Santi reached for another piece of chocolate and then he was gone, running across the settlement toward the beach. In the dark his body was barely visible. He found a high rock and from there he lifted his hands to form an imaginary spyglass, which he swiveled out toward the blinking lights of the vessel.

—They work on the farms and in the mines, Bia said,
looking out at the settlement and the beach fire. There are also fishermen and factory workers.

Then she took his hand and smoothed his palm. She placed his hand on her lap, looked down, studied it. He saw a clarity in her eyes. With her index finger she traced the line that curved around the base of his thumb. The warmth of her skin surprised him.

—You are going to live for a very long time, she said. There’s a split, however. You will come upon a great obstacle. You will go around it, see, where it forks near your wrist. It is your character. To go around. For a moment, here—she tapped his skin—you will live a different life.

She spoke slowly so that he would understand. It was the first time she had spoken more than a few words to him. It seemed that she had described both a life sometime in the future and one he had already lived.

He wanted her to go on, wanted her to continue speaking, to be surrounded by her voice, but she raised her eyes and he looked up to see the juggler leaning over them with a curious expression.

Then the juggler frowned and tightened his mouth, brought a finger to his lips, and snatched Bia’s hat. All
this while still blindfolded and without dropping a single thing.

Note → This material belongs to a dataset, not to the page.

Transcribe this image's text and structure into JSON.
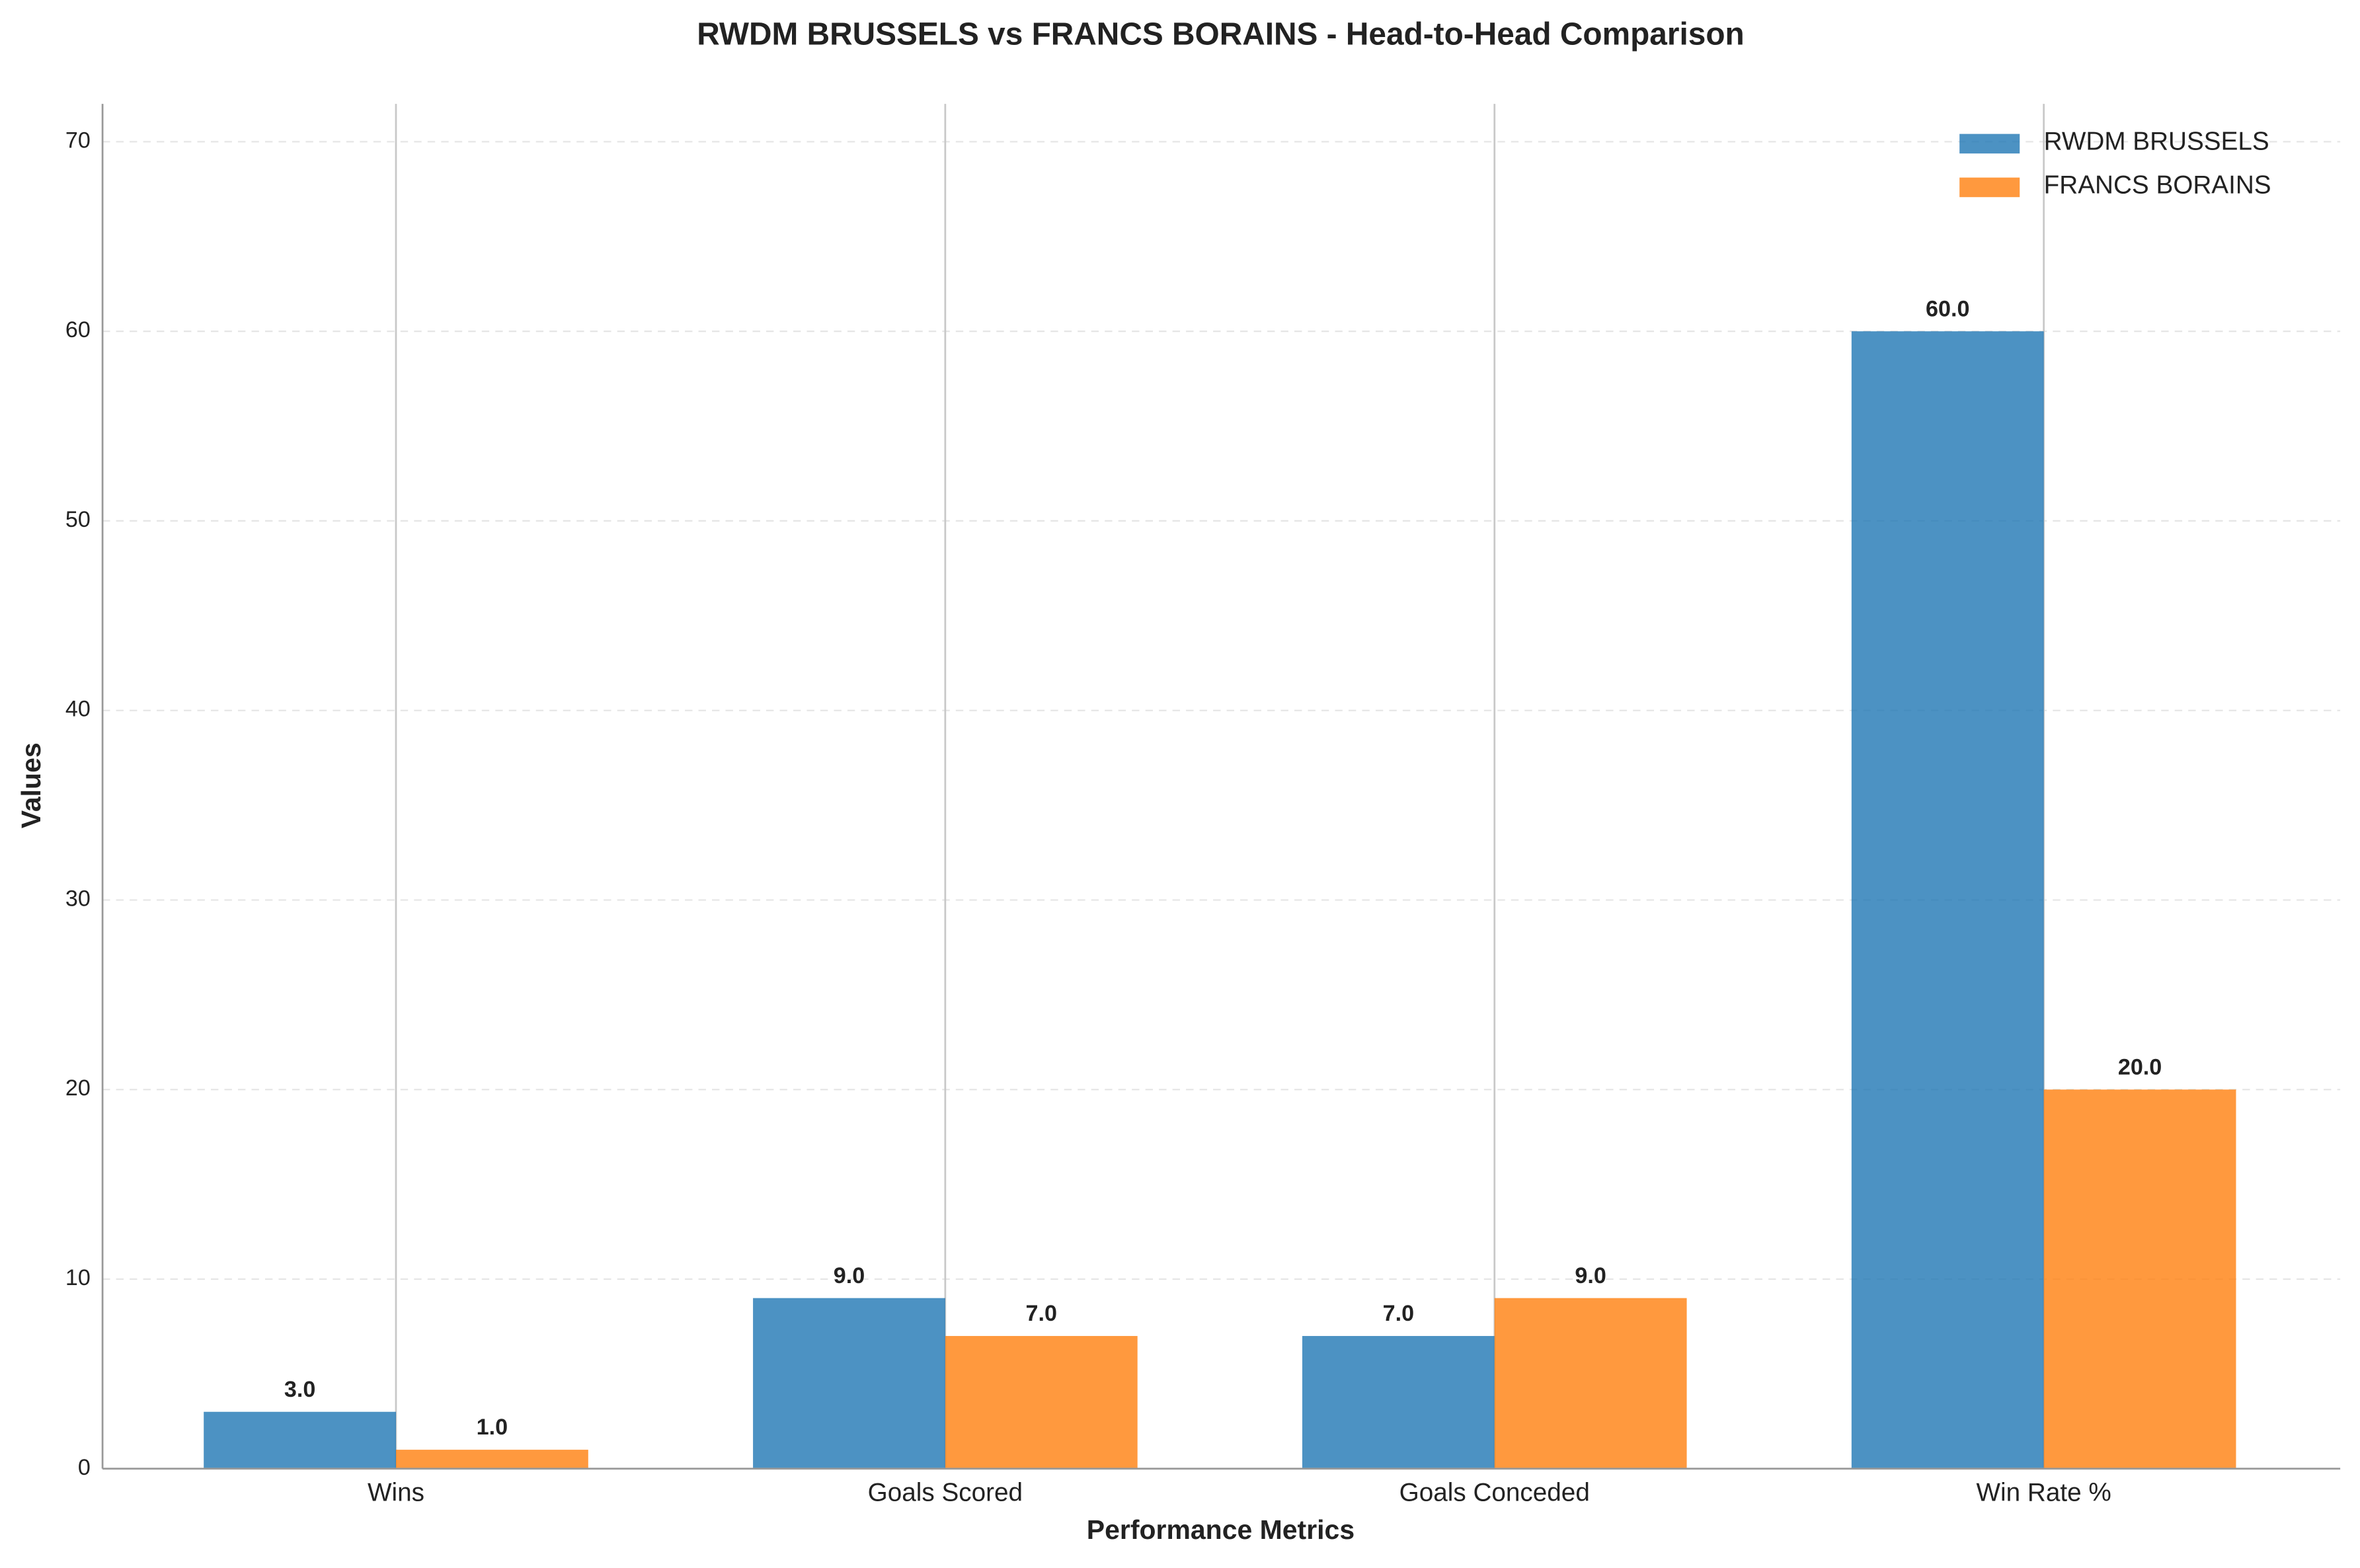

Bia, blushing, dropped Yohan’s hand. They both returned to watching the blindfolded juggler, who was now walking in circles with the shoes and the hat aloft, sometimes running and bending his body.

The children cheered. An airplane appeared behind the mountain range. Clothes were collected from the tree and some more were placed there. Smoke from the fire rose above the field.

The night grew colder. He watched the girl’s hat rise and fall, its brim spinning in the air.

Santi was still standing on the high rock. Yohan followed the boy’s gaze out toward the blinking water. He waited, though what he was waiting for he was no longer sure of. His legs grew heavy, he felt his palms settle into the grass, and he imagined himself sinking, his body falling into the earth until the sea claimed him and there was nothing left, no evidence of him.

He wondered who would notice his vanishing, who would miss him then.